I wasn’t afraid of the dark as a child. I never slept with a
nightlight. Even now it’s not the twilight that I fear, but what is in it –
just as I’m not afraid of high places, but of the thought of tumbling off of
them.
That sickening kissing sound men make at me during the day
hardly bothers me anymore, but at night it makes my heart pound. The sound of
footsteps makes me hold my breath. I look for other people and for light. I
don’t stay out late. I sleep behind a locked door until the dawn begins to
trickle in.
Tegucigalpa can be a safe enough city if you know it well,
if you stay in its bright, public places, and if you have a car to get around. I’ve
been here eight months and have never been robbed or threatened. But I am
always taking precautions. I hide money in my clothes, come home before dark,
walk quickly and don’t meet strangers’ eyes.
Something happens when the sun sets. The streets become
quiet. People return to their homes. The military police come out and stand
watch under the flickering stoplights, young, bored-looking men with guns slung
over their narrow shoulders. That little pinch of fear in your stomach. That
tightness.
This was a fear I didn’t understand at first here.
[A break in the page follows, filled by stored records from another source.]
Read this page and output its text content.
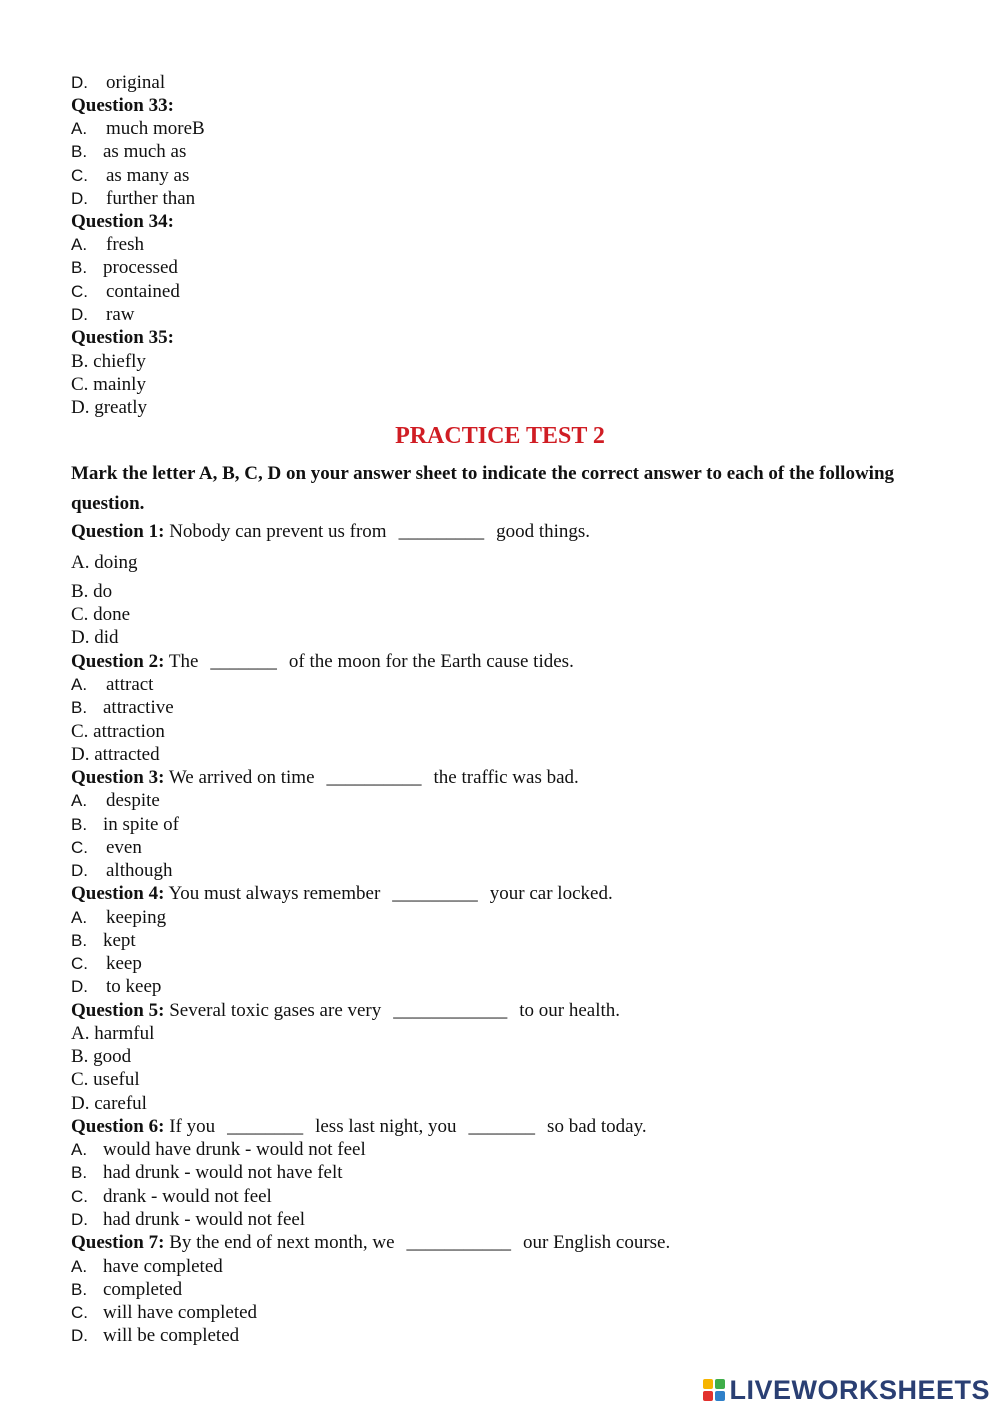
D. original
Question 33:
A. much moreB
B. as much as
C. as many as
D. further than
Question 34:
A. fresh
B. processed
C. contained
D. raw
Question 35:
B. chiefly
C. mainly
D. greatly
PRACTICE TEST 2
Mark the letter A, B, C, D on your answer sheet to indicate the correct answer to each of the following question.
Question 1: Nobody can prevent us from _________ good things.
A. doing
B. do
C. done
D. did
Question 2: The _______ of the moon for the Earth cause tides.
A. attract
B. attractive
C. attraction
D. attracted
Question 3: We arrived on time __________ the traffic was bad.
A. despite
B. in spite of
C. even
D. although
Question 4: You must always remember _________ your car locked.
A. keeping
B. kept
C. keep
D. to keep
Question 5: Several toxic gases are very ____________ to our health.
A. harmful
B. good
C. useful
D. careful
Question 6: If you ________ less last night, you _______ so bad today.
A. would have drunk - would not feel
B. had drunk - would not have felt
C. drank - would not feel
D. had drunk - would not feel
Question 7: By the end of next month, we ___________ our English course.
A. have completed
B. completed
C. will have completed
D. will be completed
LIVEWORKSHEETS
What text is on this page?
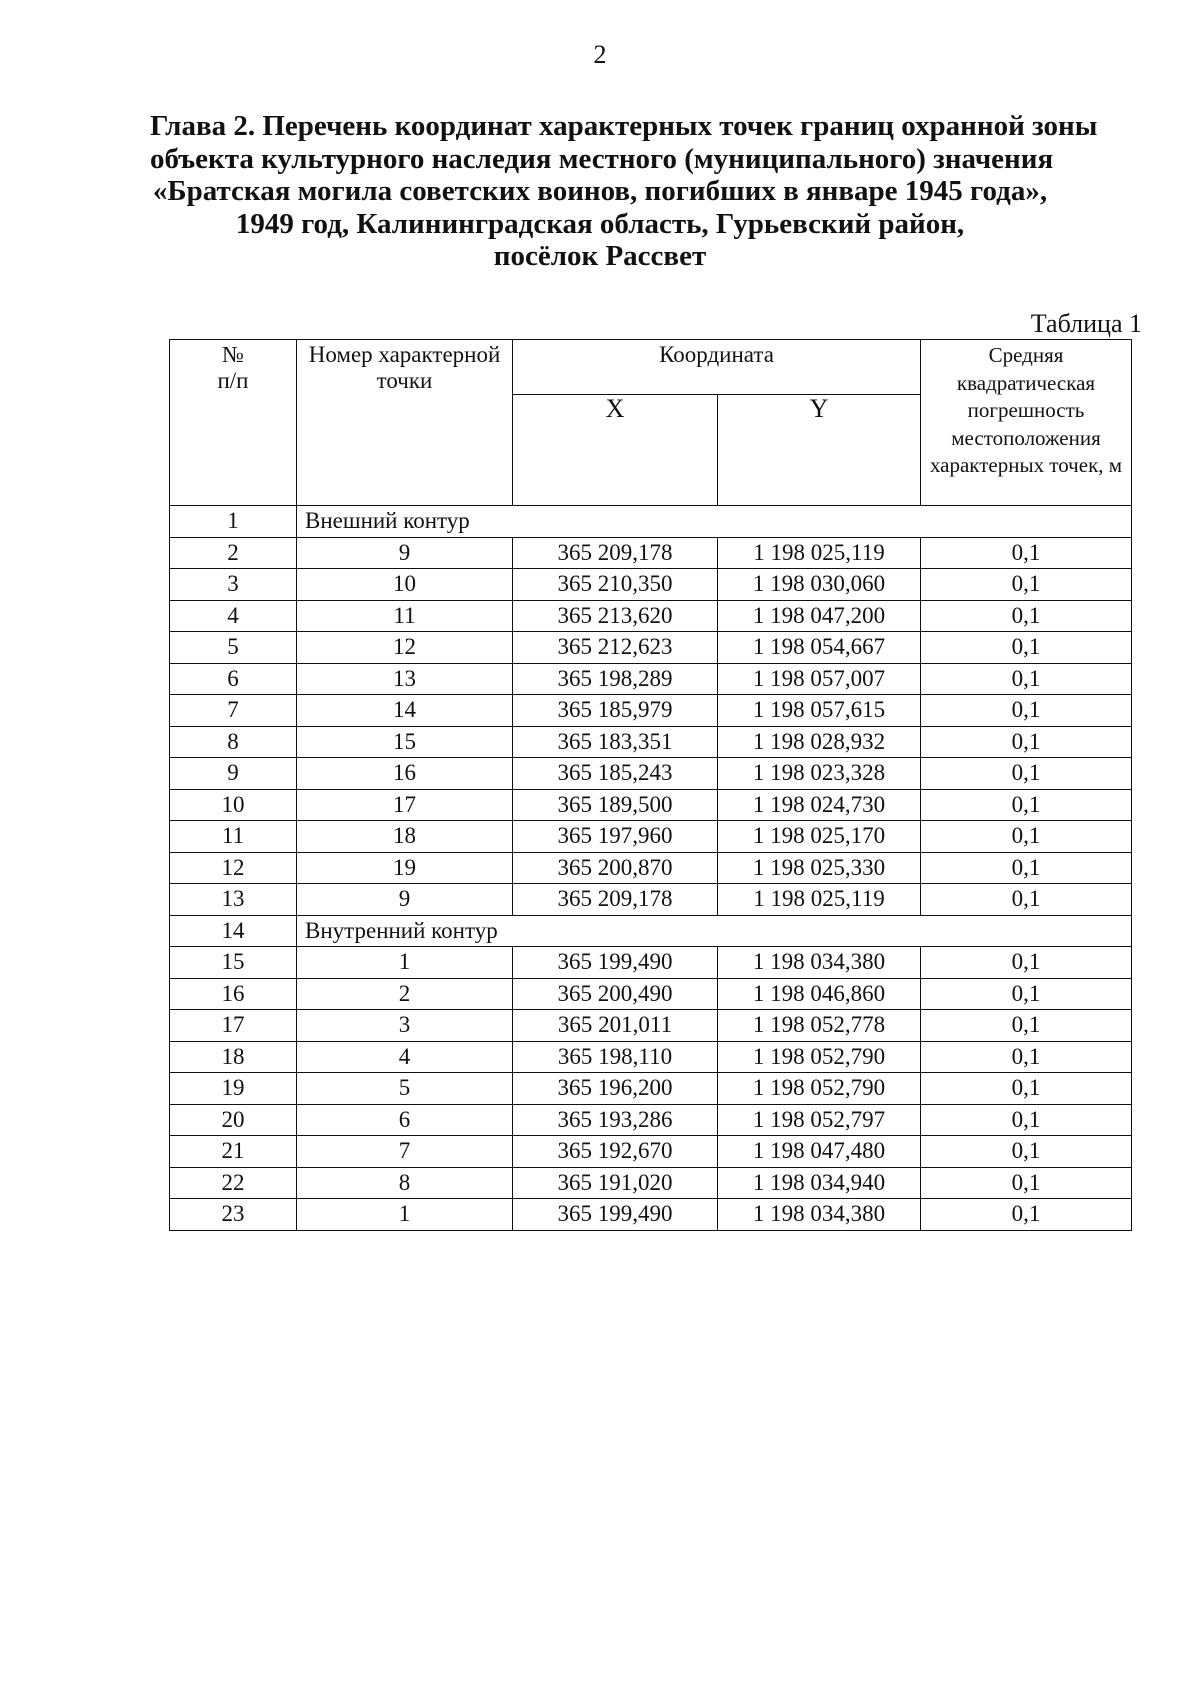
2
Глава 2. Перечень координат характерных точек границ охранной зоны
объекта культурного наследия местного (муниципального) значения
«Братская могила советских воинов, погибших в январе 1945 года»,
1949 год, Калининградская область, Гурьевский район,
посёлок Рассвет
Таблица 1
№
п/п	Номер характерной точки	Координата		Средняя квадратическая погрешность местоположения характерных точек, м
		X	Y	
1	Внешний контур			
2	9	365 209,178	1 198 025,119	0,1
3	10	365 210,350	1 198 030,060	0,1
4	11	365 213,620	1 198 047,200	0,1
5	12	365 212,623	1 198 054,667	0,1
6	13	365 198,289	1 198 057,007	0,1
7	14	365 185,979	1 198 057,615	0,1
8	15	365 183,351	1 198 028,932	0,1
9	16	365 185,243	1 198 023,328	0,1
10	17	365 189,500	1 198 024,730	0,1
11	18	365 197,960	1 198 025,170	0,1
12	19	365 200,870	1 198 025,330	0,1
13	9	365 209,178	1 198 025,119	0,1
14	Внутренний контур			
15	1	365 199,490	1 198 034,380	0,1
16	2	365 200,490	1 198 046,860	0,1
17	3	365 201,011	1 198 052,778	0,1
18	4	365 198,110	1 198 052,790	0,1
19	5	365 196,200	1 198 052,790	0,1
20	6	365 193,286	1 198 052,797	0,1
21	7	365 192,670	1 198 047,480	0,1
22	8	365 191,020	1 198 034,940	0,1
23	1	365 199,490	1 198 034,380	0,1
Nothing
bad had ever happened to me, not really. The dark was just another shade of
day.
I had to learn to fear; I had to be taught. Not the silly,
fluttery fear of imaginations but the sturdier one of possibilities. Of Where are you going and when will you be
home. Of Let’s cross the street here,
right now. My adventurousness had to bend to reality.
The dark is something unignorable, more even for my
neighbors than myself. They feel it breathing down their necks as they rush
home from work. They go to bed early; it hovers over them.
What you can’t see could be anything. That’s who’s afraid of
the dark – the people who don’t know what it’s hiding. The people with thinner
walls or no walls, who can’t afford cars and alarm systems and private guards.
The dark weighs down on them like eiderdown in summer. It feels hot and sour,
like fear, like the memory of what happened to their neighbor, their daughter,
themselves.
I feel something most acutely in this darkness – that violence
is not an equal opportunity offender. It usually strikes the weakest, the
closest to tumbling over the edge. It often strikes in the dark.